Combattre les clichés sur la finance
C’est un fait que les Français pèchent par leur faible culture économique et financière. La faute en incombe sans doute à notre histoire, et plus spécifiquement à notre système d’éducation qui fait l’impasse sur ces sujets. Et à cet égard, l’hirondelle du Prix Nobel ne fait malheureusement pas le printemps.
Que nos concitoyens aient du mal à comprendre la politique de la BCE ou la titrisation n’est au fond pas très grave. Plus préoccupant est que cette myopie économique et financière soit à l’origine de clichés erronés dans l’opinion. Des clichés tenaces, devenus avec le temps des vérités. Agissant comme des filtres du monde réel, ils ne font retenir de l’actualité que les fragments qui les confortent. Les exemples de ces clichés-vérités abondent. Au-delà des anathèmes d’inspiration marxiste qui s’abattent régulièrement sur les profits et les dividendes, on peut en citer deux parmi les plus populaires et les plus pernicieux: la finance n'est que folle spéculation, la finance est déconnectée de l’économie.
Changer le cours des choses supposerait une action résolue dans l’enseignement. On pourrait à cet égard imaginer de confier aux professeurs de philosophie l’initiation à la finance des élèves des lycées. De commencer par exemple par la notion de « titre », une invention simple et de portée considérable, susceptible de nourrir de profondes réflexions sur la notion de temps et sur la nature humaine.
Ainsi seraient expliqués, successivement, la notion d’emprunt, le passage du contrat de prêt à la reconnaissance de dette, de la reconnaissance de dette au titre au porteur échangeable, … et finalement aux actions et obligations. Et surtout, le rôle quasi-magique du marché - lieu d’échange des titres – où s’opère le passage du temps long au temps court.

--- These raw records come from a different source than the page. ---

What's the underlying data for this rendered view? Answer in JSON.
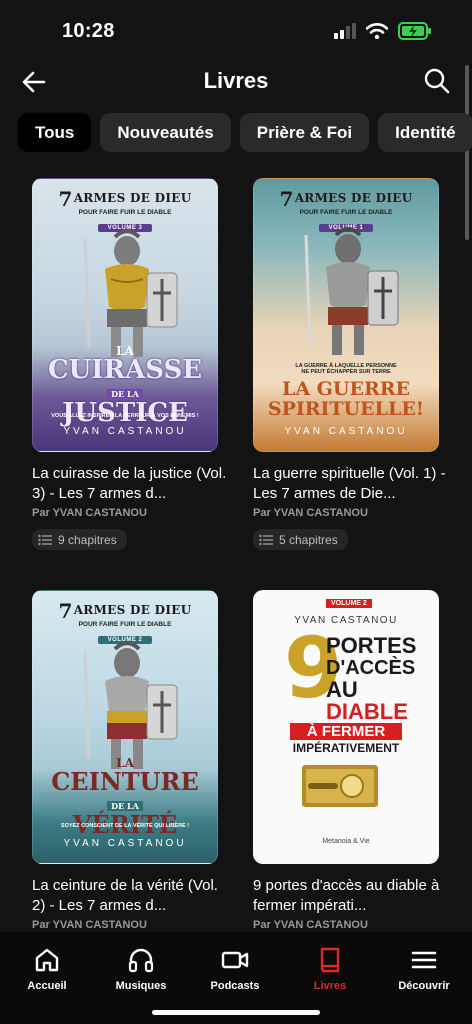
{
  "status": {
    "time": "10:28"
  },
  "header": {
    "title": "Livres",
    "back_icon": "arrow-left-icon",
    "search_icon": "search-icon"
  },
  "tabs": [
    {
      "label": "Tous",
      "active": true
    },
    {
      "label": "Nouveautés",
      "active": false
    },
    {
      "label": "Prière & Foi",
      "active": false
    },
    {
      "label": "Identité",
      "active": false
    }
  ],
  "books": [
    {
      "title": "La cuirasse de la justice (Vol. 3) - Les 7 armes d...",
      "author": "Par YVAN CASTANOU",
      "chapters": "9 chapitres",
      "cover": {
        "series_seven": "7",
        "series_title": "ARMES DE DIEU",
        "series_sub": "POUR FAIRE FUIR LE DIABLE",
        "volume": "VOLUME 3",
        "big_1": "LA",
        "big_2": "CUIRASSE",
        "big_3": "DE LA",
        "big_4": "JUSTICE",
        "tagline": "VOUS ALLEZ INSPIRER LA TERREUR À VOS ENNEMIS !",
        "author": "YVAN CASTANOU"
      }
    },
    {
      "title": "La guerre spirituelle (Vol. 1) - Les 7 armes de Die...",
      "author": "Par YVAN CASTANOU",
      "chapters": "5 chapitres",
      "cover": {
        "series_seven": "7",
        "series_title": "ARMES DE DIEU",
        "series_sub": "POUR FAIRE FUIR LE DIABLE",
        "volume": "VOLUME 1",
        "tagline_1": "LA GUERRE À LAQUELLE PERSONNE",
        "tagline_2": "NE PEUT ÉCHAPPER SUR TERRE",
        "big_1": "LA GUERRE",
        "big_2": "SPIRITUELLE!",
        "author": "YVAN CASTANOU"
      }
    },
    {
      "title": "La ceinture de la vérité (Vol. 2) - Les 7 armes d...",
      "author": "Par YVAN CASTANOU",
      "chapters": "",
      "cover": {
        "series_seven": "7",
        "series_title": "ARMES DE DIEU",
        "series_sub": "POUR FAIRE FUIR LE DIABLE",
        "volume": "VOLUME 2",
        "big_1": "LA",
        "big_2": "CEINTURE",
        "big_3": "DE LA",
        "big_4": "VÉRITÉ",
        "tagline": "SOYEZ CONSCIENT DE LA VÉRITÉ QUI LIBÈRE !",
        "author": "YVAN CASTANOU"
      }
    },
    {
      "title": "9 portes d'accès au diable à fermer impérati...",
      "author": "Par YVAN CASTANOU",
      "chapters": "",
      "cover": {
        "volume": "VOLUME 2",
        "author": "YVAN CASTANOU",
        "nine": "9",
        "line_1": "PORTES",
        "line_2": "D'ACCÈS",
        "line_3a": "AU ",
        "line_3b": "DIABLE",
        "line_4": "À FERMER",
        "line_5": "IMPÉRATIVEMENT",
        "publisher": "Metanoia & Vie"
      }
    }
  ],
  "nav": [
    {
      "label": "Accueil",
      "icon": "home-icon",
      "active": false
    },
    {
      "label": "Musiques",
      "icon": "headphones-icon",
      "active": false
    },
    {
      "label": "Podcasts",
      "icon": "video-camera-icon",
      "active": false
    },
    {
      "label": "Livres",
      "icon": "book-icon",
      "active": true
    },
    {
      "label": "Découvrir",
      "icon": "menu-icon",
      "active": false
    }
  ],
  "colors": {
    "background": "#131313",
    "accent": "#e32626",
    "tab_bg": "#2a2a2a"
  }
}
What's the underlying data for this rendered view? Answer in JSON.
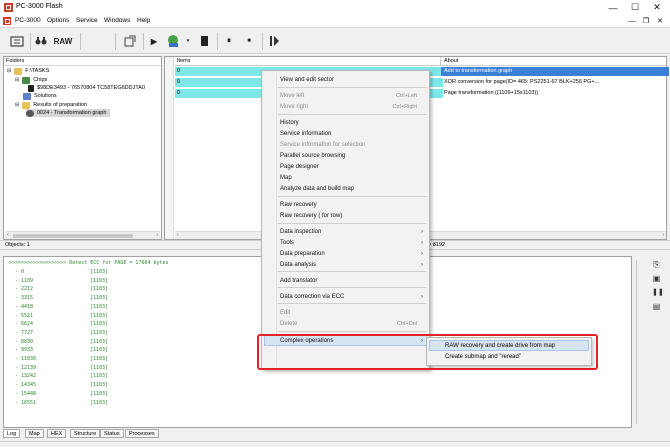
{
  "window": {
    "title": "PC-3000 Flash",
    "controls": {
      "minimize": "—",
      "maximize": "☐",
      "close": "✕"
    }
  },
  "menubar": {
    "items": [
      "PC-3000",
      "Options",
      "Service",
      "Windows",
      "Help"
    ],
    "mdi": {
      "minimize": "—",
      "restore": "❐",
      "close": "✕"
    }
  },
  "toolbar": {
    "raw_label": "RAW",
    "pause_glyph": "⏸",
    "stop_glyph": "■",
    "play_glyph": "▶"
  },
  "folders": {
    "header": "Folders",
    "tree": [
      "F:\\TASKS",
      "Chips",
      "$98DE3493 - 76570804 TC58TEG6DDJTA0",
      "Solutions",
      "Results of preparation",
      "0024 - Transformation graph"
    ]
  },
  "items_grid": {
    "items_header": "Items",
    "about_header": "About",
    "rows": [
      {
        "item": "0",
        "about": "Add to transformation graph"
      },
      {
        "item": "0",
        "about": "XOR conversion for page(ID= 465: PS2251-67 BLK+256 PG+..."
      },
      {
        "item": "0",
        "about": "Page transformation ((1109+15x1103))"
      }
    ]
  },
  "status": {
    "objects": "Objects: 1",
    "value": "= 8192"
  },
  "log": {
    "header_line": ">>>>>>>>>>>>>>>>>>> Detect ECC for PAGE = 17664 bytes",
    "lines": [
      {
        "offset": "- 0",
        "value": "[1103]"
      },
      {
        "offset": "- 1109",
        "value": "[1103]"
      },
      {
        "offset": "- 2212",
        "value": "[1103]"
      },
      {
        "offset": "- 3315",
        "value": "[1103]"
      },
      {
        "offset": "- 4418",
        "value": "[1103]"
      },
      {
        "offset": "- 5521",
        "value": "[1103]"
      },
      {
        "offset": "- 6624",
        "value": "[1103]"
      },
      {
        "offset": "- 7727",
        "value": "[1103]"
      },
      {
        "offset": "- 8830",
        "value": "[1103]"
      },
      {
        "offset": "- 9933",
        "value": "[1103]"
      },
      {
        "offset": "- 11036",
        "value": "[1103]"
      },
      {
        "offset": "- 12139",
        "value": "[1103]"
      },
      {
        "offset": "- 13242",
        "value": "[1103]"
      },
      {
        "offset": "- 14345",
        "value": "[1103]"
      },
      {
        "offset": "- 15448",
        "value": "[1103]"
      },
      {
        "offset": "- 16551",
        "value": "[1103]"
      }
    ]
  },
  "bottom_tabs": [
    "Log",
    "Map",
    "HEX",
    "Structure",
    "Status",
    "Processes"
  ],
  "context_menu": {
    "items": [
      {
        "label": "View and edit sector",
        "shortcut": "",
        "disabled": false,
        "submenu": false
      },
      {
        "label": "Move left",
        "shortcut": "Ctrl+Left",
        "disabled": true,
        "submenu": false
      },
      {
        "label": "Move right",
        "shortcut": "Ctrl+Right",
        "disabled": true,
        "submenu": false
      },
      {
        "label": "History",
        "shortcut": "",
        "disabled": false,
        "submenu": false
      },
      {
        "label": "Service information",
        "shortcut": "",
        "disabled": false,
        "submenu": false
      },
      {
        "label": "Service information for selection",
        "shortcut": "",
        "disabled": true,
        "submenu": false
      },
      {
        "label": "Parallel source browsing",
        "shortcut": "",
        "disabled": false,
        "submenu": false
      },
      {
        "label": "Page designer",
        "shortcut": "",
        "disabled": false,
        "submenu": false
      },
      {
        "label": "Map",
        "shortcut": "",
        "disabled": false,
        "submenu": false
      },
      {
        "label": "Analyze data and build map",
        "shortcut": "",
        "disabled": false,
        "submenu": false
      },
      {
        "label": "Raw recovery",
        "shortcut": "",
        "disabled": false,
        "submenu": false
      },
      {
        "label": "Raw recovery ( for row)",
        "shortcut": "",
        "disabled": false,
        "submenu": false
      },
      {
        "label": "Data inspection",
        "shortcut": "",
        "disabled": false,
        "submenu": true
      },
      {
        "label": "Tools",
        "shortcut": "",
        "disabled": false,
        "submenu": true
      },
      {
        "label": "Data preparation",
        "shortcut": "",
        "disabled": false,
        "submenu": true
      },
      {
        "label": "Data analysis",
        "shortcut": "",
        "disabled": false,
        "submenu": true
      },
      {
        "label": "Add translator",
        "shortcut": "",
        "disabled": false,
        "submenu": false
      },
      {
        "label": "Data correction via ECC",
        "shortcut": "",
        "disabled": false,
        "submenu": true
      },
      {
        "label": "Edit",
        "shortcut": "",
        "disabled": true,
        "submenu": false
      },
      {
        "label": "Delete",
        "shortcut": "Ctrl+Del",
        "disabled": true,
        "submenu": false
      },
      {
        "label": "Complex operations",
        "shortcut": "",
        "disabled": false,
        "submenu": true,
        "highlighted": true
      }
    ],
    "submenu_arrow": "›"
  },
  "submenu": {
    "items": [
      {
        "label": "RAW recovery and create drive from map",
        "highlighted": true
      },
      {
        "label": "Create submap and \"reread\"",
        "highlighted": false
      }
    ]
  },
  "colors": {
    "accent": "#3c7fd6",
    "selection": "#d7e4f2",
    "cyan_cells": "#7fe6e6",
    "highlight_box": "#e32228",
    "log_text": "#2d8a2d"
  }
}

Temps long de l’emprunteur, dont l’horizon de remboursement initial demeure. Temps court du prêteur, qui peut revendre ses « titres» à sa guise, parce qu’il cherche d’autres opportunités,… parce qu’il « spécule » sur les risques encourus.
L’esprit de jeu et de spéculation, propre au genre humain, s’adosse ici à une justification morale. Les « investisseurs » apportent à ceux qui en ont besoin - les « entrepreneurs » - les financements longs et sûrs que les banques ne peuvent assurer qu’en partie. Pour le plus grand bien de l’Economie.
Cet exemple a plusieurs mérites, les plus importants étant sans doute l’initiation au concept de marché et l'invite à réfléchir au deuxième sujet, la « connexion » de la finance à l’économie réelle.
Ce besoin criant de pédagogie du monde réel pourrait être étendu à d’autres domaines. Il paraît en effet urgent de fractionner les nombreuses murailles de verre qui empêchent tout un chacun de bien percevoir des éléments importants de son environnement: qu’est-ce que l’euro, qu'est-ce qu'une banque, qui sont vraiment nos voisins européens…
Il y a dans cette pédagogie de la lumière une nécessité impérieuse, citoyenne et politique. On ne peut pas rester sans réagir devant la montée de ces « idées fausses, mais simples et claires » dénoncées par Tocqueville, qui alimentent les programmes des extrêmes, de France et d’ailleurs.